Theatres have been screening Kid Kulafu, a film about the 36-year-old Pacquiao, titled after his old monicker when he was just a backwoods boxer few people knew.

On television, he is on every commercial break advertising products by any company that can afford a piece of him.

A music video he released two weeks ago - Pacquiao dabbles as a singer, actor, professional basketball player, and a politician in his spare time - is being looped constantly by the major TV networks.

In it, he sings the song he'll be marching to as he makes his way to the ring to face Mayweather: "Lalaban ako para sa Pilipino, I will fight for the Filipino."

On both traditional and new media, Pacquiao's months-long preparation for his May 3 date with Mayweather is being covered like a tectonic-shifting historic event.

A small army of journalists from the Philippines have been following him since he left for Los Angeles a month ago, with the top-selling Philippine Daily Inquirer saying it has dispatched its "dream team" of editors and sports reporters,

There are morsels of news about him on TV by the hour, about where he ate, what he ate, when he jogged, who he jogged with, where he went, who came to see him practising, what he sang, what he preached to his hangers-on.

Even his nine-year-old Jack Russell terrier, Pacman, is getting its share of publicity, with the Inquirer serving to its over 300,000 readers a day-in-the-life photo spread about the spunky canine.

Online, a search for "Pacquiao-Mayweather" yields over 57 million results. Facebook timelines are as saturated as newspapers with bits and pieces about Pacquiao.

Memes abound, with one showing a photo of a mom-and-pop restaurant offering free "paper" view of the upcoming boxing spectacle.

On Twitter, there is an abundance of trending hashtags: #sugodmanny (forward, Manny), #oneforpacman, #pacmay, #pacmanmayweather.

It is everything that Pacquiao represents that feeds the adulation. Short, stocky and mahogany brown with a rogue's mischievous eyes and grin, he is the quintessential, karaoke-loving, macho Filipino.

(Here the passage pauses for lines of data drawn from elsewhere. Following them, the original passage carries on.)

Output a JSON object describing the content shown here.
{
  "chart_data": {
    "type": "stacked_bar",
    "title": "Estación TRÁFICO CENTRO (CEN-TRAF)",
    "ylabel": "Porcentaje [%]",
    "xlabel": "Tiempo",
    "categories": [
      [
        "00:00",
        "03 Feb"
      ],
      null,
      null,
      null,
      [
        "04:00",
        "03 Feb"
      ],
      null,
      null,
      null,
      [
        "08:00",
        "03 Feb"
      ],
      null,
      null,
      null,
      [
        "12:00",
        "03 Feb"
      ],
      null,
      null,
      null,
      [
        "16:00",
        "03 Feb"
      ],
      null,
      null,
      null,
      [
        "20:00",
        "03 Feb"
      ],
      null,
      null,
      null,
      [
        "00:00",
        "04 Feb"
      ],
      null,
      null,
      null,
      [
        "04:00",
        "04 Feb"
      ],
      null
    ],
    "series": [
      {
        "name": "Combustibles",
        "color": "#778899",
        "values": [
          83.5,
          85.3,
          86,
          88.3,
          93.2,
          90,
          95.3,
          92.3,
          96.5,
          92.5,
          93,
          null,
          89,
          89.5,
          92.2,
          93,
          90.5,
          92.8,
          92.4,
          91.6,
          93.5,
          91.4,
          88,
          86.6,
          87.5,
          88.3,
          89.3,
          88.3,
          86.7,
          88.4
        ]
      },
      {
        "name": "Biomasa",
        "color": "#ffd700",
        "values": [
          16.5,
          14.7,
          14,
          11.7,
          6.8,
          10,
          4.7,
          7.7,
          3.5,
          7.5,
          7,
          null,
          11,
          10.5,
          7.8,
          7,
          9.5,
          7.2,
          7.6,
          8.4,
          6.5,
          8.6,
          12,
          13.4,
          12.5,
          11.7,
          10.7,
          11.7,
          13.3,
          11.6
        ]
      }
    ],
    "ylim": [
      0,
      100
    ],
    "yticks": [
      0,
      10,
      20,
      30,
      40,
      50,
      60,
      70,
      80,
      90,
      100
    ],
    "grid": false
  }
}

"He is the ideal aspirational model for ordinary Filipinos, the underdog who, through perseverance, manages to make it to the different portals of power: cultural, political, economic," pop culture expert Rolando Tolentino, of the University of the Philippines, told The Straits Times.

Even Pacquiao's past faults have never been a liability. There had been tales about his womanising and gambling, vices that a largely patriarchal population regards as what makes a real man.

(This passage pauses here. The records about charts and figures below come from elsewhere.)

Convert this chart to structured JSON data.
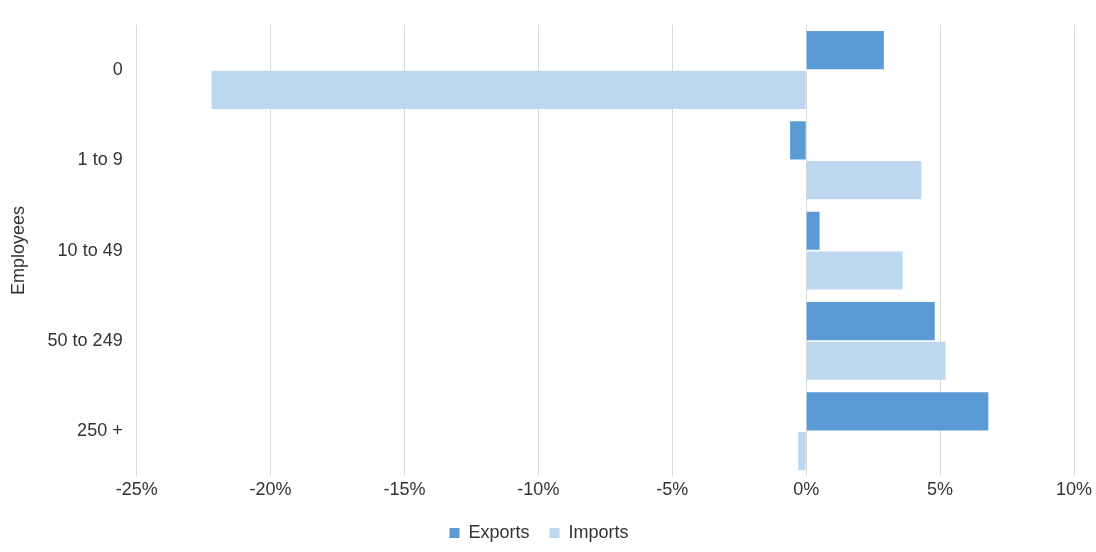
{
  "chart_data": {
    "type": "bar",
    "orientation": "horizontal",
    "ylabel": "Employees",
    "categories": [
      "0",
      "1 to 9",
      "10 to 49",
      "50 to 249",
      "250 +"
    ],
    "series": [
      {
        "name": "Exports",
        "color": "#5b9bd5",
        "values": [
          2.9,
          -0.6,
          0.5,
          4.8,
          6.8
        ]
      },
      {
        "name": "Imports",
        "color": "#bdd7ee",
        "values": [
          -22.2,
          4.3,
          3.6,
          5.2,
          -0.3
        ]
      }
    ],
    "xlim": [
      -25,
      10
    ],
    "xticks": [
      {
        "value": -25,
        "label": "-25%"
      },
      {
        "value": -20,
        "label": "-20%"
      },
      {
        "value": -15,
        "label": "-15%"
      },
      {
        "value": -10,
        "label": "-10%"
      },
      {
        "value": -5,
        "label": "-5%"
      },
      {
        "value": 0,
        "label": "0%"
      },
      {
        "value": 5,
        "label": "5%"
      },
      {
        "value": 10,
        "label": "10%"
      }
    ],
    "grid": "x",
    "legend": "bottom"
  }
}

Pacquiao has also reinvented himself into a born-again Christian, after his wife threatened to file for separation, earning for him the respect of a religious crowd normally queasy over the brutality of boxing.

That he has remained devoted to his mother, and even forgiving to a lout of a father who ate his pet dog, makes him endearing to a nation that prizes filial affection.

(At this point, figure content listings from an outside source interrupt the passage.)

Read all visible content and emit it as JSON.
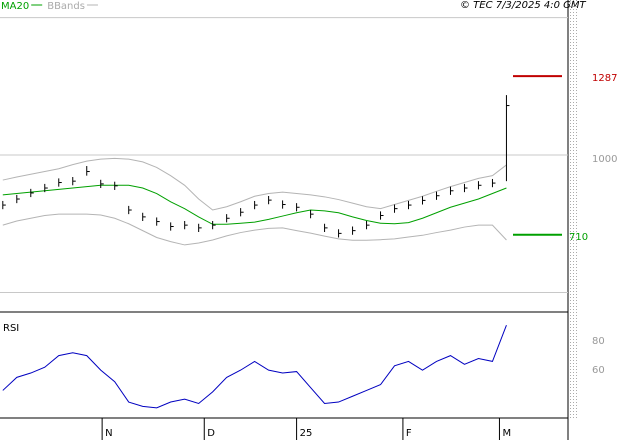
{
  "chart_data": {
    "type": "ohlc",
    "stamp": "© TEC 7/3/2025 4:0 GMT",
    "xlim": [
      -0.2,
      40.4
    ],
    "xticks": [
      {
        "value": 7.1,
        "label": "N"
      },
      {
        "value": 14.4,
        "label": "D"
      },
      {
        "value": 21,
        "label": "25"
      },
      {
        "value": 28.6,
        "label": "F"
      },
      {
        "value": 35.5,
        "label": "M"
      }
    ],
    "ylim": [
      429,
      1564
    ],
    "yticks": [
      {
        "value": 500,
        "label": null
      },
      1000,
      {
        "value": 1500,
        "label": null
      }
    ],
    "grid": true,
    "bar_color": "#000000",
    "high": [
      833,
      855,
      877,
      895,
      915,
      920,
      960,
      910,
      903,
      815,
      790,
      773,
      755,
      760,
      750,
      760,
      785,
      807,
      833,
      851,
      835,
      825,
      800,
      750,
      730,
      740,
      760,
      795,
      820,
      833,
      850,
      867,
      885,
      895,
      905,
      913,
      1218
    ],
    "low": [
      803,
      825,
      847,
      865,
      885,
      890,
      925,
      880,
      873,
      785,
      760,
      743,
      725,
      730,
      720,
      730,
      755,
      777,
      803,
      821,
      805,
      795,
      770,
      720,
      700,
      710,
      730,
      765,
      790,
      803,
      820,
      837,
      855,
      865,
      875,
      883,
      905
    ],
    "close": [
      818,
      840,
      862,
      880,
      900,
      905,
      940,
      895,
      888,
      800,
      775,
      758,
      740,
      745,
      735,
      745,
      770,
      792,
      818,
      836,
      820,
      810,
      785,
      735,
      715,
      725,
      745,
      780,
      805,
      818,
      835,
      852,
      870,
      880,
      890,
      898,
      1180
    ],
    "series": [
      {
        "name": "MA20",
        "color": "#00a000",
        "values": [
          855,
          860,
          865,
          870,
          875,
          880,
          885,
          890,
          890,
          890,
          880,
          860,
          830,
          805,
          775,
          748,
          748,
          752,
          756,
          766,
          778,
          790,
          800,
          797,
          790,
          775,
          762,
          752,
          750,
          754,
          770,
          790,
          810,
          825,
          840,
          860,
          880
        ]
      },
      {
        "name": "BBands",
        "color": "#b4b4b4",
        "values": [
          909,
          920,
          930,
          940,
          950,
          965,
          978,
          985,
          988,
          985,
          975,
          955,
          925,
          890,
          840,
          800,
          812,
          830,
          850,
          860,
          865,
          860,
          855,
          848,
          838,
          825,
          812,
          805,
          820,
          835,
          850,
          868,
          885,
          900,
          915,
          925,
          964
        ],
        "lower": [
          745,
          760,
          770,
          780,
          785,
          785,
          785,
          782,
          770,
          750,
          725,
          700,
          685,
          673,
          680,
          691,
          706,
          718,
          727,
          733,
          735,
          725,
          716,
          705,
          695,
          690,
          690,
          692,
          695,
          702,
          708,
          718,
          727,
          738,
          745,
          745,
          691
        ]
      }
    ],
    "levels": [
      {
        "value": 1287,
        "color": "#c00000"
      },
      {
        "value": 710,
        "color": "#00a000"
      }
    ],
    "rsi": {
      "title": "RSI",
      "color": "#0000c0",
      "ylim": [
        27,
        98
      ],
      "yticks": [
        60,
        80
      ],
      "values": [
        46,
        55,
        58,
        62,
        70,
        72,
        70,
        60,
        52,
        38,
        35,
        34,
        38,
        40,
        37,
        45,
        55,
        60,
        66,
        60,
        58,
        59,
        48,
        37,
        38,
        42,
        46,
        50,
        63,
        66,
        60,
        66,
        70,
        64,
        68,
        66,
        91
      ]
    }
  }
}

Boxing analyst Ed Tolentino predicts that the "intangibles" that Pacquiao brings with him because of what he has gone through will carry him through on Sunday.

"On paper, Mayweather can win it handily, but I like the heart and resiliency of Manny Pacquiao. The power, the heart," he said.

On Sunday May 3, the Pacquiao fever that has gripped the Philippines will peak. Over 100 million people gather around their TVs, and in cineplexes, pubs, public parks, stadiums and auditorium to cheer for Pacquiao, their Cinderella man.